You can say that bad lottery luck contributed to that, which is certainly true, but the end result is the same: the Red Wings were never good enough under Yzerman, who is only being allowed to "transition" to a different role, instead of being tossed out into the street with a big boot print on his back, because of what he did for the franchise as a player. It's face-saving, but everyone sees it clearly for what it really is.

Detroit fans don't have to like how Larkin went about his business — it's certainly a little déclassé — but it was his right under the contract negotiated by... ah, it says here "Steve Yzerman."

And if he wants to say, "I'm so sick of losing that I will only go to a team I believe can win," well, he certainly knows what a loser looks like by experience.

One of the things you can criticize the Red Wings for is trying to build around Larkin, who has proven himself more of a "great No. 2 center on a good team" than a "No. 1 center on a team that can barely make the playoffs."

But one can easily imagine that this decision signals that all involved on the team side of things recognize that Yzerman's approach with his captain wasn't working.

Helene St. James of the Detroit Free Press reported last week that the now-ex-GM wanted roster players for Larkin, not futures that would likely extend the losing seasons into the indeterminate future.

No roster players on Larkin's four-team list were forthcoming — and certainly none that were going to move the needle in any serious way toward Detroit's first playoff appearance since 2016 — and this is the last-ditch effort to pivot.

Whether Larkin shows up to camp in Detroit this September is still an open question, but the smart money is on "he won't," and that's because Yzerman's attempt to hold the line on maximizing value for his unsettled captain while trying to keep the Yzerplan going was a catastrophic failure.

Larkin will likely get what he wants sooner than later, depending on how long the search for the next GM takes. And unless the new guy can do a better job of convincing Larkin to waive his no-movement clause for even more teams, he will be traded for futures.

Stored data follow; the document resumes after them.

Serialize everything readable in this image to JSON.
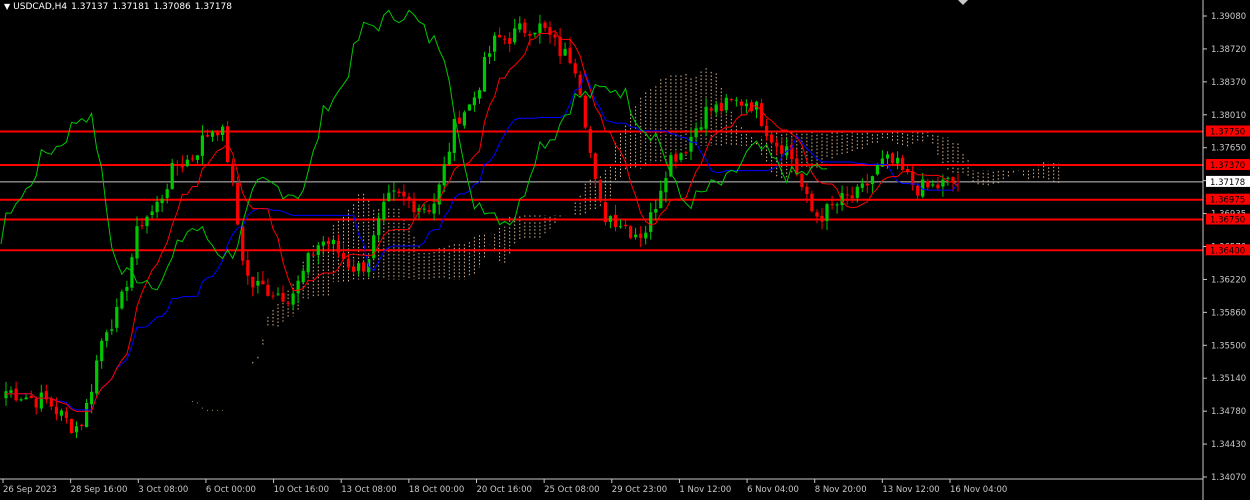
{
  "header": {
    "symbol": "USDCAD,H4",
    "open": "1.37137",
    "high": "1.37181",
    "low": "1.37086",
    "close": "1.37178"
  },
  "colors": {
    "background": "#000000",
    "axis": "#c8c8c8",
    "bull": "#00c800",
    "bear": "#ff0000",
    "tenkan": "#ff0000",
    "kijun": "#0000ff",
    "chikou": "#00c800",
    "cloud": "#f5c9a0",
    "level_line": "#ff0000",
    "current_line": "#c8c8c8"
  },
  "chart_data": {
    "type": "candlestick",
    "title": "USDCAD,H4",
    "ylim": [
      1.338,
      1.392
    ],
    "y_ticks": [
      "1.39080",
      "1.38720",
      "1.38370",
      "1.38010",
      "1.37650",
      "1.37290",
      "1.36935",
      "1.36570",
      "1.36220",
      "1.35860",
      "1.35500",
      "1.35140",
      "1.34780",
      "1.34430",
      "1.34070"
    ],
    "x_ticks": [
      "26 Sep 2023",
      "28 Sep 16:00",
      "3 Oct 08:00",
      "6 Oct 00:00",
      "10 Oct 16:00",
      "13 Oct 08:00",
      "18 Oct 00:00",
      "20 Oct 16:00",
      "25 Oct 08:00",
      "29 Oct 23:00",
      "1 Nov 12:00",
      "6 Nov 04:00",
      "8 Nov 20:00",
      "13 Nov 12:00",
      "16 Nov 04:00"
    ],
    "current_price": 1.37178,
    "current_label": "1.37178",
    "levels": [
      {
        "value": 1.3775,
        "label": "1.37750"
      },
      {
        "value": 1.3737,
        "label": "1.37370"
      },
      {
        "value": 1.36975,
        "label": "1.36975"
      },
      {
        "value": 1.3675,
        "label": "1.36750"
      },
      {
        "value": 1.364,
        "label": "1.36400"
      }
    ],
    "key_closes": [
      1.348,
      1.347,
      1.344,
      1.356,
      1.368,
      1.374,
      1.378,
      1.36,
      1.359,
      1.365,
      1.362,
      1.37,
      1.369,
      1.38,
      1.388,
      1.3895,
      1.386,
      1.368,
      1.366,
      1.375,
      1.38,
      1.381,
      1.376,
      1.368,
      1.37,
      1.374,
      1.371,
      1.37178
    ],
    "indicators": [
      "Ichimoku Kinko Hyo"
    ]
  }
}
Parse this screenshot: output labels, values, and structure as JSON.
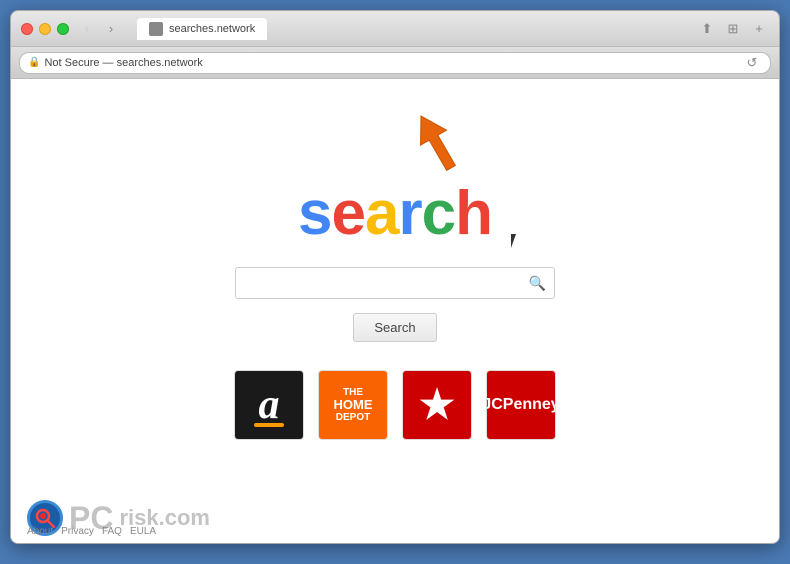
{
  "browser": {
    "title": "Not Secure — searches.network",
    "address": "searches.network",
    "address_label": "Not Secure — searches.network",
    "tab_label": "searches.network"
  },
  "page": {
    "logo_text": "search",
    "search_placeholder": "",
    "search_button_label": "Search",
    "shortcuts": [
      {
        "name": "Amazon",
        "type": "amazon"
      },
      {
        "name": "The Home Depot",
        "type": "homedepot"
      },
      {
        "name": "Macy's",
        "type": "macys"
      },
      {
        "name": "JCPenney",
        "type": "jcpenney"
      }
    ]
  },
  "footer": {
    "links": [
      "About",
      "Privacy",
      "FAQ",
      "EULA"
    ]
  },
  "nav": {
    "back_label": "‹",
    "forward_label": "›",
    "reload_label": "↺",
    "share_label": "⬆",
    "tab_label": "⊞",
    "add_label": "+"
  }
}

That, in turn, probably signals the 10-year playoff drought stretching into its teenage years and even more difficult decisions about who stays and who goes from the roster in the interim.

Why, for example, keep the many fine-to-good veterans Yzerman signed or traded for with the express goal of being just good enough to get into the playoffs?

His successor's first job will be moving Larkin, and the second will be testing the market for guys like Alex DeBrincat, Andrew Copp, Mason Appleton and Justin Faulk, all of whom have just one year left on their contracts.

It wasn't necessarily always going to end this way, but it was a fait accompli even a few years before the Larkin demand came in. The current captain had a clearer vision of the Red Wings' future than the one from the 1990s, and that was the problem all along.